Rapidement identifié comme un homme de terrain fiable et structuré, il est envoyé en 2005 au Brésil, un marché clé pour le groupe. Pendant près de vingt ans, il y bâtit un empire régional, d’abord à la tête de l’usine de Betim, puis à la direction des opérations pour l’Amérique latine. Il y multiplie les succès, faisant de Fiat la première marque sur le continent et contribuant au redéploiement de Citroën, Peugeot, Jeep et Ram. Lors de la fusion entre PSA et FCA, en 2021, il est naturellement intégré à la nouvelle gouvernance de Stellantis, en tant que patron de l’Amérique du Sud.

Reconquête américaine

En 2023, Filosa est propulsé à la tête de Jeep aux États-Unis, l’un des fleurons de Stellantis. Basé à Auburn Hills, dans le Michigan, il prend la pleine mesure d’un marché américain crucial pour le groupe, qui y réalise encore l’essentiel de sa marge opérationnelle. Très vite, il s’impose dans un environnement social complexe, notamment en désamorçant un important conflit avec le syndicat UAW à l’usine de Toledo, un dossier qu’il prend en main avec un style ouvert et pragmatique.

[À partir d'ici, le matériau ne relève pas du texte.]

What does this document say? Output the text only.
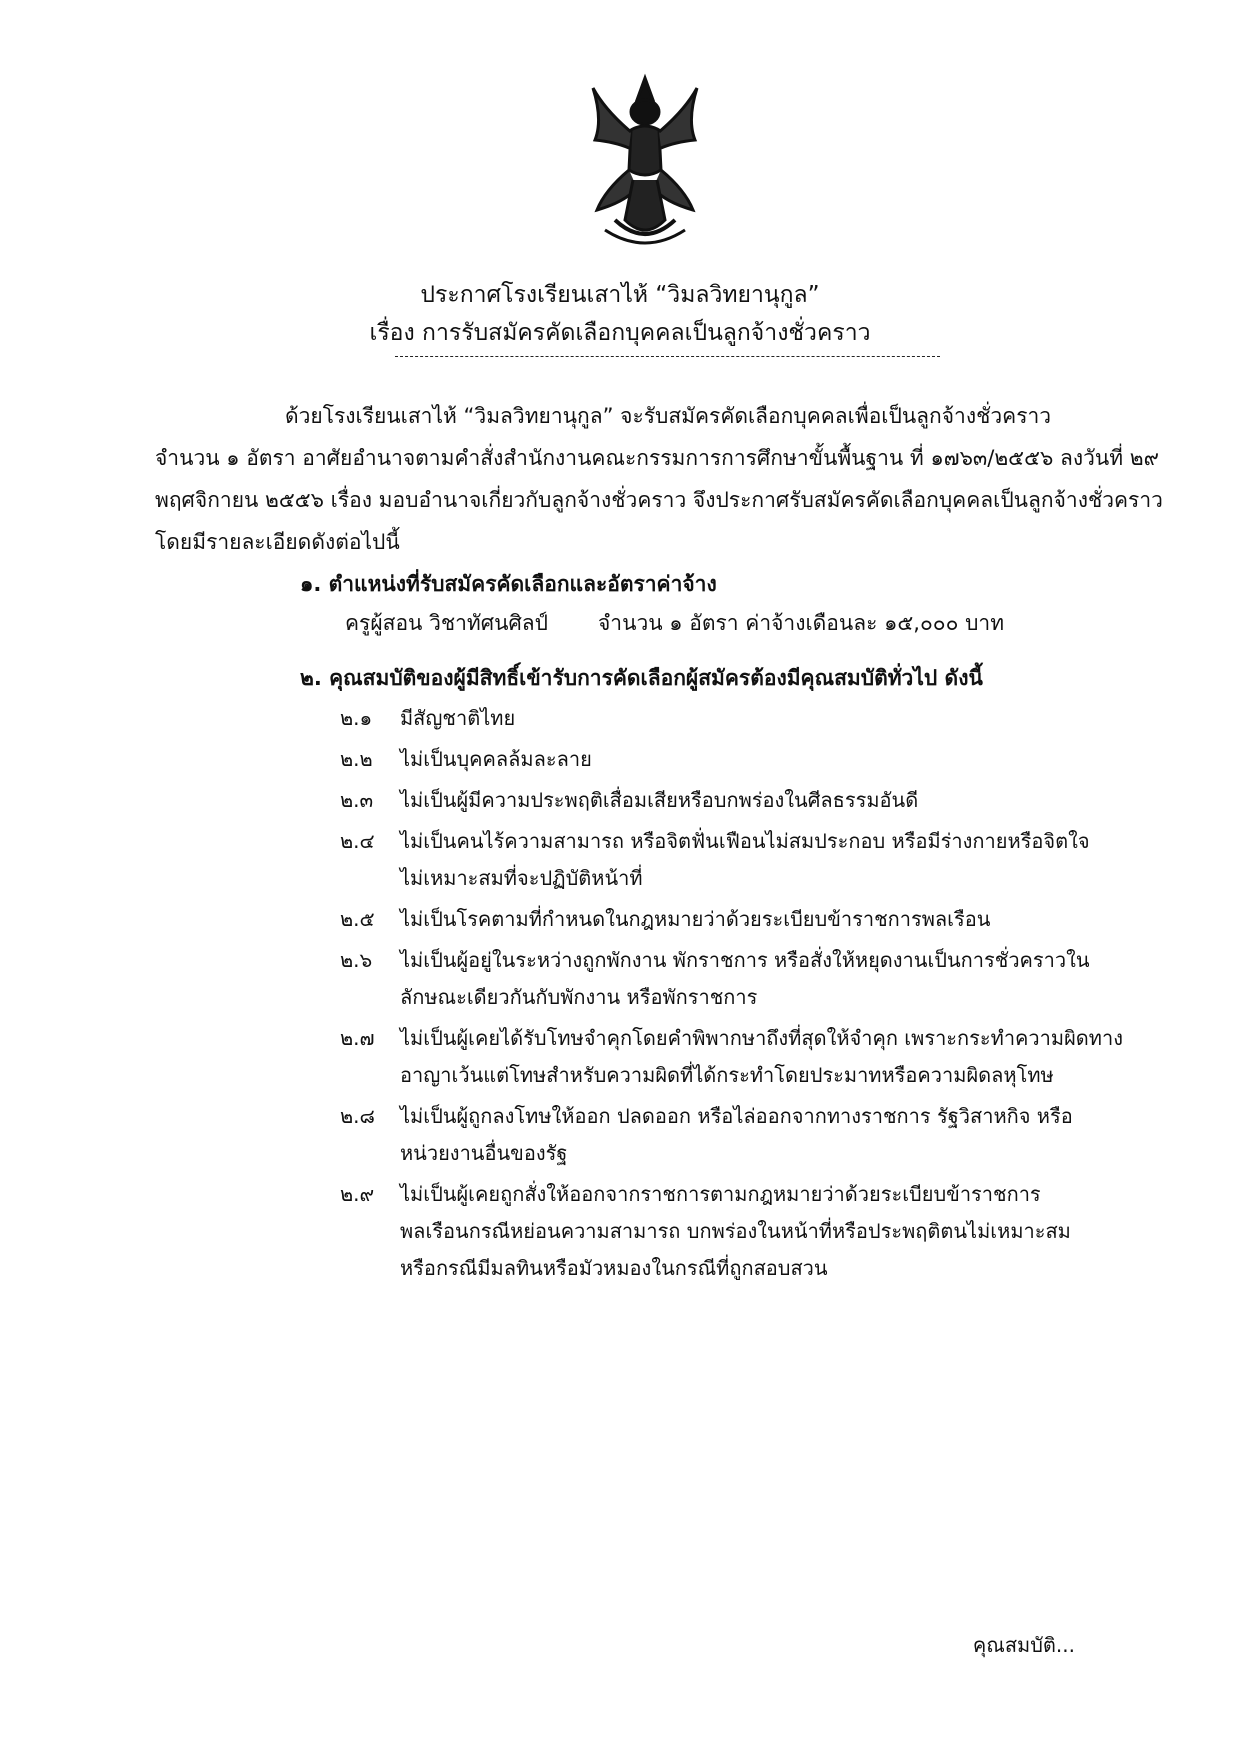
ประกาศโรงเรียนเสาไห้ “วิมลวิทยานุกูล”
เรื่อง การรับสมัครคัดเลือกบุคคลเป็นลูกจ้างชั่วคราว
ด้วยโรงเรียนเสาไห้ “วิมลวิทยานุกูล” จะรับสมัครคัดเลือกบุคคลเพื่อเป็นลูกจ้างชั่วคราว
จำนวน ๑ อัตรา อาศัยอำนาจตามคำสั่งสำนักงานคณะกรรมการการศึกษาขั้นพื้นฐาน ที่ ๑๗๖๓/๒๕๕๖ ลงวันที่ ๒๙
พฤศจิกายน ๒๕๕๖ เรื่อง มอบอำนาจเกี่ยวกับลูกจ้างชั่วคราว จึงประกาศรับสมัครคัดเลือกบุคคลเป็นลูกจ้างชั่วคราว
โดยมีรายละเอียดดังต่อไปนี้
๑. ตำแหน่งที่รับสมัครคัดเลือกและอัตราค่าจ้าง
ครูผู้สอน วิชาทัศนศิลป์ จำนวน ๑ อัตรา ค่าจ้างเดือนละ ๑๕,๐๐๐ บาท
๒. คุณสมบัติของผู้มีสิทธิ์เข้ารับการคัดเลือกผู้สมัครต้องมีคุณสมบัติทั่วไป ดังนี้
๒.๑ มีสัญชาติไทย
๒.๒ ไม่เป็นบุคคลล้มละลาย
๒.๓ ไม่เป็นผู้มีความประพฤติเสื่อมเสียหรือบกพร่องในศีลธรรมอันดี
๒.๔ ไม่เป็นคนไร้ความสามารถ หรือจิตฟั่นเฟือนไม่สมประกอบ หรือมีร่างกายหรือจิตใจ
ไม่เหมาะสมที่จะปฏิบัติหน้าที่
๒.๕ ไม่เป็นโรคตามที่กำหนดในกฎหมายว่าด้วยระเบียบข้าราชการพลเรือน
๒.๖ ไม่เป็นผู้อยู่ในระหว่างถูกพักงาน พักราชการ หรือสั่งให้หยุดงานเป็นการชั่วคราวใน
ลักษณะเดียวกันกับพักงาน หรือพักราชการ
๒.๗ ไม่เป็นผู้เคยได้รับโทษจำคุกโดยคำพิพากษาถึงที่สุดให้จำคุก เพราะกระทำความผิดทาง
อาญาเว้นแต่โทษสำหรับความผิดที่ได้กระทำโดยประมาทหรือความผิดลหุโทษ
๒.๘ ไม่เป็นผู้ถูกลงโทษให้ออก ปลดออก หรือไล่ออกจากทางราชการ รัฐวิสาหกิจ หรือ
หน่วยงานอื่นของรัฐ
๒.๙ ไม่เป็นผู้เคยถูกสั่งให้ออกจากราชการตามกฎหมายว่าด้วยระเบียบข้าราชการ
พลเรือนกรณีหย่อนความสามารถ บกพร่องในหน้าที่หรือประพฤติตนไม่เหมาะสม
หรือกรณีมีมลทินหรือมัวหมองในกรณีที่ถูกสอบสวน
คุณสมบัติ...
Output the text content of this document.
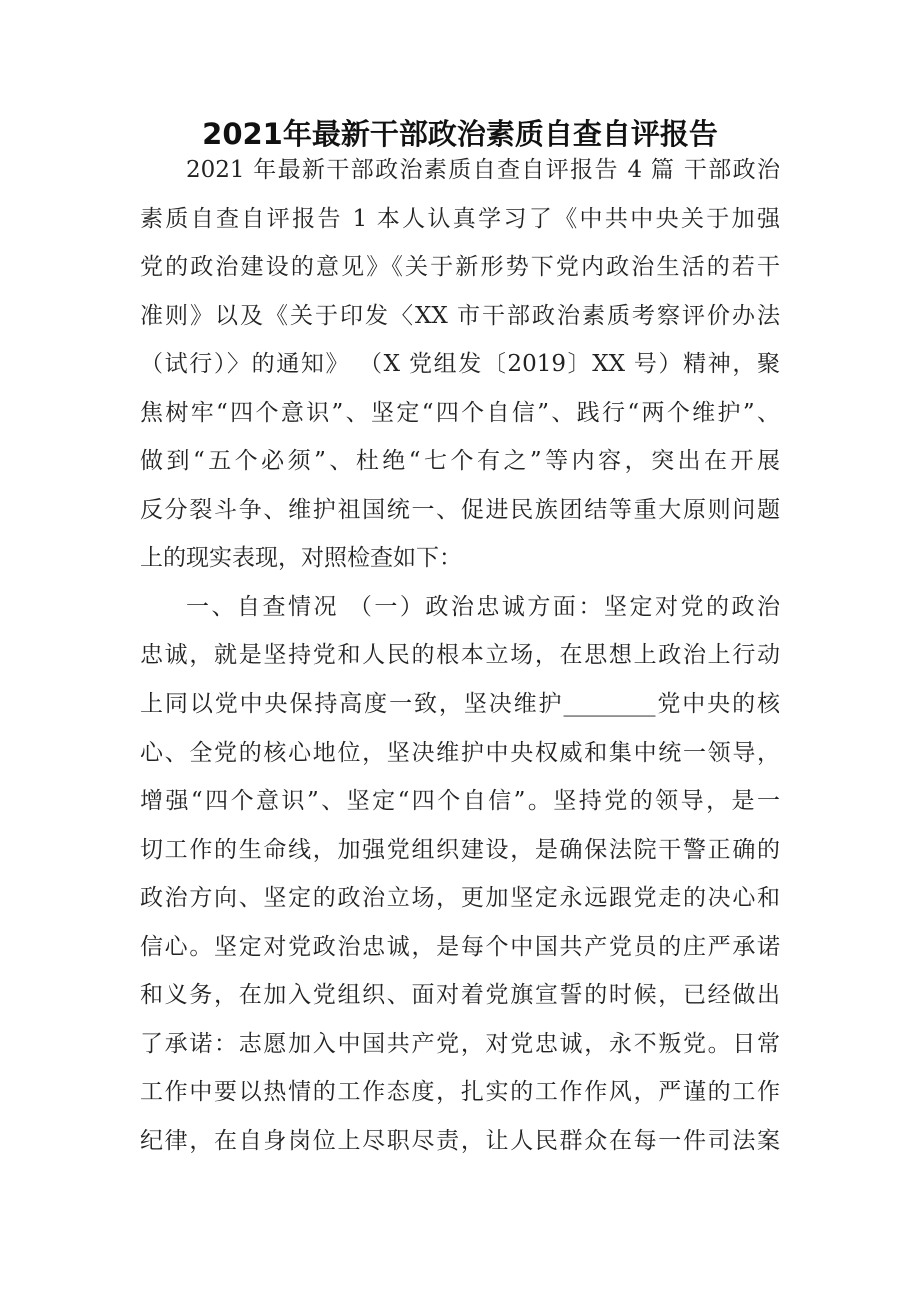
2021年最新干部政治素质自查自评报告
2021 年最新干部政治素质自查自评报告 4 篇 干部政治
素质自查自评报告 1 本人认真学习了《中共中央关于加强
党的政治建设的意见》《关于新形势下党内政治生活的若干
准则》以及《关于印发〈XX 市干部政治素质考察评价办法
（试行）〉的通知》 （X 党组发〔2019〕XX 号）精神，聚
焦树牢“四个意识”、坚定“四个自信”、践行“两个维护”、
做到“五个必须”、杜绝“七个有之”等内容，突出在开展
反分裂斗争、维护祖国统一、促进民族团结等重大原则问题
上的现实表现，对照检查如下：
一、自查情况 （一）政治忠诚方面：坚定对党的政治
忠诚，就是坚持党和人民的根本立场，在思想上政治上行动
上同以党中央保持高度一致，坚决维护________党中央的核
心、全党的核心地位，坚决维护中央权威和集中统一领导，
增强“四个意识”、坚定“四个自信”。坚持党的领导，是一
切工作的生命线，加强党组织建设，是确保法院干警正确的
政治方向、坚定的政治立场，更加坚定永远跟党走的决心和
信心。坚定对党政治忠诚，是每个中国共产党员的庄严承诺
和义务，在加入党组织、面对着党旗宣誓的时候，已经做出
了承诺：志愿加入中国共产党，对党忠诚，永不叛党。日常
工作中要以热情的工作态度，扎实的工作作风，严谨的工作
纪律，在自身岗位上尽职尽责，让人民群众在每一件司法案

L’année suivante, il prend la direction de l’ensemble de la région Amérique du Nord, puis voit ses responsabilités étendues à l’Amérique du Sud et à toutes les marques américaines du groupe. Ce nouveau périmètre fait de lui un homme incontournable, à un moment où Stellantis doit faire face à l’effondrement de ses ventes aux États-Unis, en grande partie à cause d’une politique tarifaire jugée déconnectée du marché.

Une gestion plus souple, un ton plus conciliant

Le contraste avec Carlos Tavares est frappant. Là où le patron lusitano-français incarnait une vision radicale de la chasse aux coûts et de l’efficacité brutale, Antonio Filosa affiche un style plus conciliant et fédérateur. Sa capacité à renouer le dialogue avec les syndicats américains et les concessionnaires, mis à mal par la stratégie rigide de son prédécesseur, a impressionné les membres du conseil d’administration. “Depuis décembre 2024, Antonio a positivement impressionné le conseil grâce au leadership avec lequel il a dirigé l’Amérique du Nord dans une période extraordinairement complexe”, a souligné John Elkann, président exécutif du groupe.

Du côté des syndicats européens, notamment la CFE-CGC en France et la Fiom en Italie, on attend désormais de lui un tournant social. Tous espèrent que ce changement de direction mettra fin à une gouvernance perçue comme autoritaire et déconnectée des réalités sociales.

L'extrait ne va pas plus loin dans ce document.